Sir, those instructions clearly guarantee that bank credit will not be allocated efficiently to the real economy. Those instructions lead to the dangerous overpopulation of safe havens, and for the economy to equally dangerous under exploration of the riskier but perhaps more productive bays. Those instructions stop banks from financing the riskier future, making them only refinance the safer past. Those instructions will waste, or in some cases even make worse, all what stimulus like QEs, low interest rates, fiscal deficits and other are supposed to help and correct.
On this subject I have written Mr. Martin Wolf literally hundreds of letters over the last decade. Mr. Wolf besides kindly allowing me to publish on his Economists’ Forum in October 2009 an article titled “Free us from imprudent risk aversion”, has completely ignored the subject of the distortions caused by the Basel Committee’s regulations.
In July 2012 Wolf wrote that when "setting bank equity requirements, it is essential to recognise that so-called “risk-weighted” assets can and will be gamed by both banks and regulators. As Per Kurowski, a former executive director of the World Bank, reminds me regularly, crises occur when what was thought to be low risk turns out to be very high risk."
That was a reference to part of my arguments that I of course much appreciate but, as can be seen, it had only to do with how useless these regulations are in terms of guaranteeing bank stability.

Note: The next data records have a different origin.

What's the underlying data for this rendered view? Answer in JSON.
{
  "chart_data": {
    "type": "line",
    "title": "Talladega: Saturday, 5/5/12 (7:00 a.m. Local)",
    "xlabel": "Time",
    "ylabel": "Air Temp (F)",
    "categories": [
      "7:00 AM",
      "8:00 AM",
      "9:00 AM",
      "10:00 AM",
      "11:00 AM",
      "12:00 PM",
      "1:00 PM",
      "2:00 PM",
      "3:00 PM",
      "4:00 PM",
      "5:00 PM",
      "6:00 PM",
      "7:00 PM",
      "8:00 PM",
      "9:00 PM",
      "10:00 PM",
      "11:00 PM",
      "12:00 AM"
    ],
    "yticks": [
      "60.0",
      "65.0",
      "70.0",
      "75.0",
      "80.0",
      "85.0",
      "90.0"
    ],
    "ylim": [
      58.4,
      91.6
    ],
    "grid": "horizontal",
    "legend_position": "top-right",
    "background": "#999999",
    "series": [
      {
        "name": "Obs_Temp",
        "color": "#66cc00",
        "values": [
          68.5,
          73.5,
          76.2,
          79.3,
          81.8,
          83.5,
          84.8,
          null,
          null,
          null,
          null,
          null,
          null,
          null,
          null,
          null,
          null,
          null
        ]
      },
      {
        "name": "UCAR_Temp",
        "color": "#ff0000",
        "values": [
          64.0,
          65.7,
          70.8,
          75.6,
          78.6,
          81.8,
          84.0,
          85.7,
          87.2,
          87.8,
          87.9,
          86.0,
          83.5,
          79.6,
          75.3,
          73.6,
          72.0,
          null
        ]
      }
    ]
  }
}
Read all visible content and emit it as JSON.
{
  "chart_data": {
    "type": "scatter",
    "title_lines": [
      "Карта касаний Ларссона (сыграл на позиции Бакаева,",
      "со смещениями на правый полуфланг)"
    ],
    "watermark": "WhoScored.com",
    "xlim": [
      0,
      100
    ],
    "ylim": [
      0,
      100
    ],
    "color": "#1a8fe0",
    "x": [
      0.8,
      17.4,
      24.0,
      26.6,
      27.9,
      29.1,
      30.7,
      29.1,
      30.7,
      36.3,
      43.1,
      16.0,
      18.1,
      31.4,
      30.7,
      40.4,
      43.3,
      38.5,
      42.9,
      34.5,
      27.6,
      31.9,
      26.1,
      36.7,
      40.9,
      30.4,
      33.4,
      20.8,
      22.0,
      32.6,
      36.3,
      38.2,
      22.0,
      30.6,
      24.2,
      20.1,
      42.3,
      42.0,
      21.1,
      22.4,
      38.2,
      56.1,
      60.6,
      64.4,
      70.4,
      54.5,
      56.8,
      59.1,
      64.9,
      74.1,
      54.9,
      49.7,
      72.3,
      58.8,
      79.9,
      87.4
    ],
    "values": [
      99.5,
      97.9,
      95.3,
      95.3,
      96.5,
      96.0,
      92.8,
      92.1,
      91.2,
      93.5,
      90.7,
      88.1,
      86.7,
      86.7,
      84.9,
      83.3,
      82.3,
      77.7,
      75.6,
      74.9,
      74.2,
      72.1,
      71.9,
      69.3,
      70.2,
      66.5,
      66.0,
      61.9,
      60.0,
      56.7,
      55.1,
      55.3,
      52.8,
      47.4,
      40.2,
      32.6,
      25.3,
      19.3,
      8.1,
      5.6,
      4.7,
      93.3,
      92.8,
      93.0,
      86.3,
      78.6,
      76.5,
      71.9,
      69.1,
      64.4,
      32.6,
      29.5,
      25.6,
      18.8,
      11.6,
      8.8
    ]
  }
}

Now I find that Mr. Martin Wolf quite lugubriously writes: “If the UK is to thrive economically, it will not be enough for it to manage Brexit, hard though that will surely be. Its policymakers must also start from a realistic assessment of the UK’s mediocre performance. This is no world-beating economy. It is not even a Europe-beating economy, except on creating what are too often low-wage jobs. It will have to do far better if it is to deliver the higher living standards its people want in the tougher environment ahead.” “Economic ills of the UK extend well beyond Brexit” September 29.
Sir, I just wonder, is it not time that Mr Martin Wolf looks into the possibilities that little me might have a point… and not only for the UK?
I mean it could be quite timely given the upcoming annual meetings of the IMF and World Bank in Washington and in which Mr. Wolf will again moderate a couple of events, one on inequality and one on jobs, both themes affected by the regulatory distortions.
PS. Unfortunately this year like last, I will not be in Washington so as to be able to participate as civil society and express my concerns there, also for the umpteenth time.